# Le travail à l'ère de l'IA
La peur du remplacement
La question revient comme un refrain : l'IA va-t-elle prendre mon travail ? La réponse honnête est : certains emplois, oui. Mais l'histoire de la technologie nous enseigne quelque chose d'important — chaque grande vague d'automatisation a supprimé des postes et en a créé d'autres. Pas toujours les mêmes, pas toujours pour les mêmes personnes, pas toujours au même endroit.
Automatisation vs augmentation
Il faut distinguer deux dynamiques très différentes. L'automatisation remplace une tâche humaine par une machine. Le guichet de banque remplacé par le distributeur. La caissière remplacée par le self-checkout. Le traducteur débutant concurrencé par DeepL. L'augmentation dote l'humain d'un outil qui le rend plus efficace. Le médecin assisté par l'IA pour détecter des cancers plus tôt. L'avocat qui rédige des contrats 3 fois plus vite avec l'aide de l'IA. Le professeur qui peut personnaliser son enseignement à grande échelle. La même technologie peut être l'une ou l'autre selon comment on choisit de l'utiliser — et qui décide.
Quels métiers sont exposés ?
Les tâches les plus exposées partagent des caractéristiques communes : elles sont répétitives, prévisibles, basées sur des règles explicites, et traitent de l'information. Saisie de données, traduction standard, analyse de documents, certaines formes de comptabilité.
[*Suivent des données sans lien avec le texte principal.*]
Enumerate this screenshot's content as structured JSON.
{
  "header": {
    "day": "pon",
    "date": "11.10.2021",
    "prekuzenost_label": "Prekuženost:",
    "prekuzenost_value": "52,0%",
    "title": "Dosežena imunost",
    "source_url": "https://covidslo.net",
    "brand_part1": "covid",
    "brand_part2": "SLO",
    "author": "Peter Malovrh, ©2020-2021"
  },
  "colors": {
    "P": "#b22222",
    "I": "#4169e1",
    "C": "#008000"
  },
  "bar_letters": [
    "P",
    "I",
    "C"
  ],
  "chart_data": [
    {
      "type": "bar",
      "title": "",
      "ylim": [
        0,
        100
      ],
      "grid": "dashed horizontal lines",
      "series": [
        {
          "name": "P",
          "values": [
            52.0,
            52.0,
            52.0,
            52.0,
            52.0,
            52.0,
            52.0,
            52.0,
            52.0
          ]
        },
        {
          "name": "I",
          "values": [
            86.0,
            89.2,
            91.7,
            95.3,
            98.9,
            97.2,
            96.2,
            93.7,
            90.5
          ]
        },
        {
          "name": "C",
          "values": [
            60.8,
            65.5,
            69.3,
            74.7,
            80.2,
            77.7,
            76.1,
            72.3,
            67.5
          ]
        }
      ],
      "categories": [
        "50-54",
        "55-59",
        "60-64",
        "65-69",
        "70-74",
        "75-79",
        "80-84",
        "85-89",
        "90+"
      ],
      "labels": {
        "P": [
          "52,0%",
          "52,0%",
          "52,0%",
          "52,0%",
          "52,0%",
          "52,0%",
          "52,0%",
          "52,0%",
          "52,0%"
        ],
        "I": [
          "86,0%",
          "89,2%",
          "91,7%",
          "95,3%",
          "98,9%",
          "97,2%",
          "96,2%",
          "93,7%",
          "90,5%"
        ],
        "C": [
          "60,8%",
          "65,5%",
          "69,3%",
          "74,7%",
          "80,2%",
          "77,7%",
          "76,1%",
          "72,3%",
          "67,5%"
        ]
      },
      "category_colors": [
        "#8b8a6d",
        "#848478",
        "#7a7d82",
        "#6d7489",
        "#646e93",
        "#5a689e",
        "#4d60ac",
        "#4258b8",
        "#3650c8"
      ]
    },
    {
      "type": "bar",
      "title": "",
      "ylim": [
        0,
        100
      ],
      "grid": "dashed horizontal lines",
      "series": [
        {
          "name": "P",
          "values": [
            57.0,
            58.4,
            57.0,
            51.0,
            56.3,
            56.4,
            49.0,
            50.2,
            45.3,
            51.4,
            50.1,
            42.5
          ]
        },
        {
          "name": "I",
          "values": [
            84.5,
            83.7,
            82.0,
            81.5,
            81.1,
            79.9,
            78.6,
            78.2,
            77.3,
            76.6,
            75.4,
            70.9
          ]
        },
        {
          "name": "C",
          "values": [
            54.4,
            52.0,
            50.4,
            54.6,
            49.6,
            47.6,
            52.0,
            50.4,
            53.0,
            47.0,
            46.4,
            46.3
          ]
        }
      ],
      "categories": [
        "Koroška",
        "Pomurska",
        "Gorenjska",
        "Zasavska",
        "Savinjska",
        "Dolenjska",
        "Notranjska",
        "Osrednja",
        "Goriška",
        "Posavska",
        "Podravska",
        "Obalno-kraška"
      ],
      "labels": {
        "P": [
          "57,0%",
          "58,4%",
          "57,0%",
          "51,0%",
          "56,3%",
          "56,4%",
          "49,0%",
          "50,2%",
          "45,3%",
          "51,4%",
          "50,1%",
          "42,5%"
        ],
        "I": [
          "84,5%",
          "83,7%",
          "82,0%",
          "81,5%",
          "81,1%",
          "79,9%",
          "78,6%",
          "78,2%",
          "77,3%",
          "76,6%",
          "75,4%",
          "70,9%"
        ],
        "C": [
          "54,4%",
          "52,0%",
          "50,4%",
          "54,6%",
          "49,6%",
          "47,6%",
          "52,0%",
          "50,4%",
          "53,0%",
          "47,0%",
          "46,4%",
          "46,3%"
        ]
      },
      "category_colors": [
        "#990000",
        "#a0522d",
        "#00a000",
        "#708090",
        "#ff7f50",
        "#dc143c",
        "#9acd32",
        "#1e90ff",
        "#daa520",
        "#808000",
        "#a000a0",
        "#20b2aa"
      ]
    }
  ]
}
Les tâches les moins exposées font appel à la présence physique, l'empathie, le jugement dans des situations inédites, la créativité authentique. Soins infirmiers, plomberie, psychologie, enseignement, arts.
L'upskilling : apprendre l'IA devient une compétence de base
Dans presque tous les secteurs, la capacité à travailler avec des outils d'IA devient un avantage concurrentiel. Pas programmer des IA — savoir les utiliser, les questionner, comprendre leurs limites. C'est une compétence accessible, pas réservée aux ingénieurs.
Une question de valeurs, pas seulement d'économie
La vraie question n'est pas technique : c'est une question de société. Voulons-nous que les gains de productivité de l'IA profitent à tous, ou seulement à ceux qui possèdent les systèmes ? Ce n'est pas l'IA qui répond à ça. C'est nous.